Alleged fugitive mob boss James “Whitey” Bulger on Tuesday greeted the hundreds of people who will potentially decide his fate with a “good morning.”
Bulger’s attorney, J.W. Carney Jr., gave a brief introduction of his client to the potential jurors called to the federal courthouse in South Boston.
“I’m pleased to introduce our client … James Bulger,” Carney said.
“Good morning,” Bulger then said.
“Good morning,” the potential jurors responded.
That exchange ended the first of at least three sessions where Judge Denise Casper introduced the potential jurors to the case.
The jury pool was a mix of men and women of all ages and backgrounds. Many were reading books until prosecutors and defense lawyers walked in along with Bulger. One older man went back to reading his magazine and yawned shortly after Bulger walked in to the jury assembly room.
The 83-year-old former fugitive appeared before them in a long-sleeve T-shirt tucked into his jeans. He wore white sneakers and a belt. He does not have a to wear his standard orange prison jumpsuit during his trial.
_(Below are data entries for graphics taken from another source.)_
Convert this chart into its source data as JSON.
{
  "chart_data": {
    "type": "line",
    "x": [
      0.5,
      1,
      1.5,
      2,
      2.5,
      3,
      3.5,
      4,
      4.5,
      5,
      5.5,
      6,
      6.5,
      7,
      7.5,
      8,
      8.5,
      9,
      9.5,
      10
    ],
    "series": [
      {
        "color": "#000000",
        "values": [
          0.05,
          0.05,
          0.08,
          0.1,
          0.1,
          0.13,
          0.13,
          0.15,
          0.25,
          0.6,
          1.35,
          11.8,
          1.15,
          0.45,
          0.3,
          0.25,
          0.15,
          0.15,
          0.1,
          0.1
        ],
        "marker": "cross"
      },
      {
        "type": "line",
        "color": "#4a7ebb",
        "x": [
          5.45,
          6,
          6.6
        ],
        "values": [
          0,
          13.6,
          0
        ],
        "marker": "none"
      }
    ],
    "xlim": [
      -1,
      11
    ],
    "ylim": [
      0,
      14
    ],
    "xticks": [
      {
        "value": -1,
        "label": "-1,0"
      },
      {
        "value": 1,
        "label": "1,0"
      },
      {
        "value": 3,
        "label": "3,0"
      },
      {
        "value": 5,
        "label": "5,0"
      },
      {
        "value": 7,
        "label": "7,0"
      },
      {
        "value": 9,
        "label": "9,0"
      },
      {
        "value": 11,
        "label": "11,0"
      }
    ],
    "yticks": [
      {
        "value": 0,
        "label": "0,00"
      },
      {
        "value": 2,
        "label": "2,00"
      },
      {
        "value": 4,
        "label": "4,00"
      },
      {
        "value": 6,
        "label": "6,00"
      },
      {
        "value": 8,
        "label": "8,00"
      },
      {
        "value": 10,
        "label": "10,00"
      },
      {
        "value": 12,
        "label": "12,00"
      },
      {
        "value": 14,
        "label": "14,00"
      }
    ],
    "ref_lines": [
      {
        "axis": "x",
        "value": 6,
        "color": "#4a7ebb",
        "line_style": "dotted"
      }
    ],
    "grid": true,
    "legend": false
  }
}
Hundreds of people filled out a questionnaire after Casper addressed them. Their answers will then be reviewed by prosecutors and Bulger’s defense team, and jurors who are not excused from service because of their answers will be questioned in person later this week.
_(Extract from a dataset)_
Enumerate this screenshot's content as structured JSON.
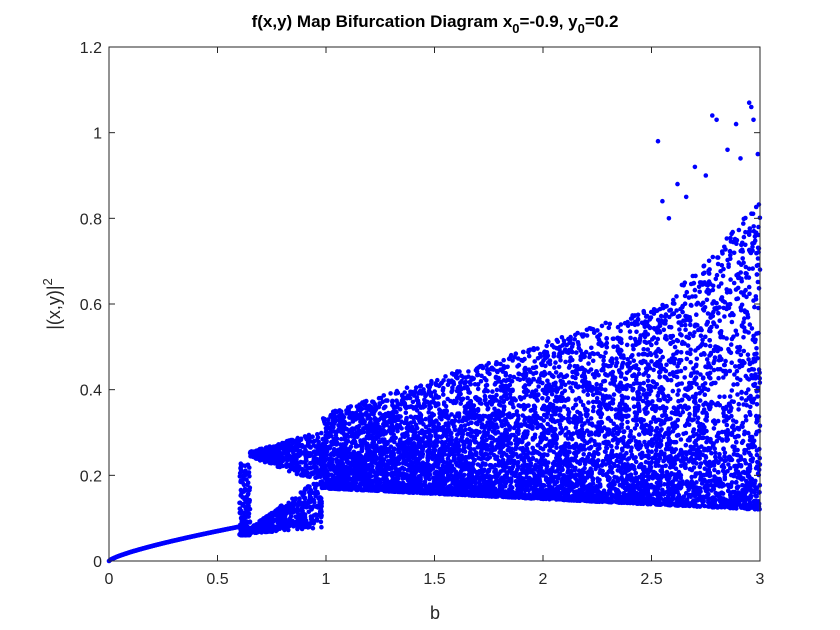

After the jury pool introduction meetings, Carney spokes briefly to reporters and said the first stage of the jury selection process will be completed on or about Friday. The second stage would begin after that. That means opening statements, which were scheduled to begin Monday, will likely be pushed back.
As for the potential Bulger trial jurors, Casper repeatedly told the group that Bulger pleaded not guilty to the charges against him, and that he is to be presumed innocent.
She also told them not to talk about the case with anyone, including family members, and to avoid media coverage of it until they are excused.
Casper said she intends to seat 18 jurors — including six alternates — and has scheduled opening statements for Monday. That could change depending on how smoothly the jury selection process goes.
As Metro reported earlier this week, despite Bulger’s notoriety, some legal expects believe that a fair and impartial jury with limited knowledge of Bulger and his life can be found to decide the case.
The 83-year-old was arrested in Santa Monica, Calif., in 2011 after 16 years on the run. Bulger fled after corrupt FBI agent John Connolly tipped him off just before his indictment for various crimes including racketeering, extortion and 19 murders.
The jury selection process continues Wednesday.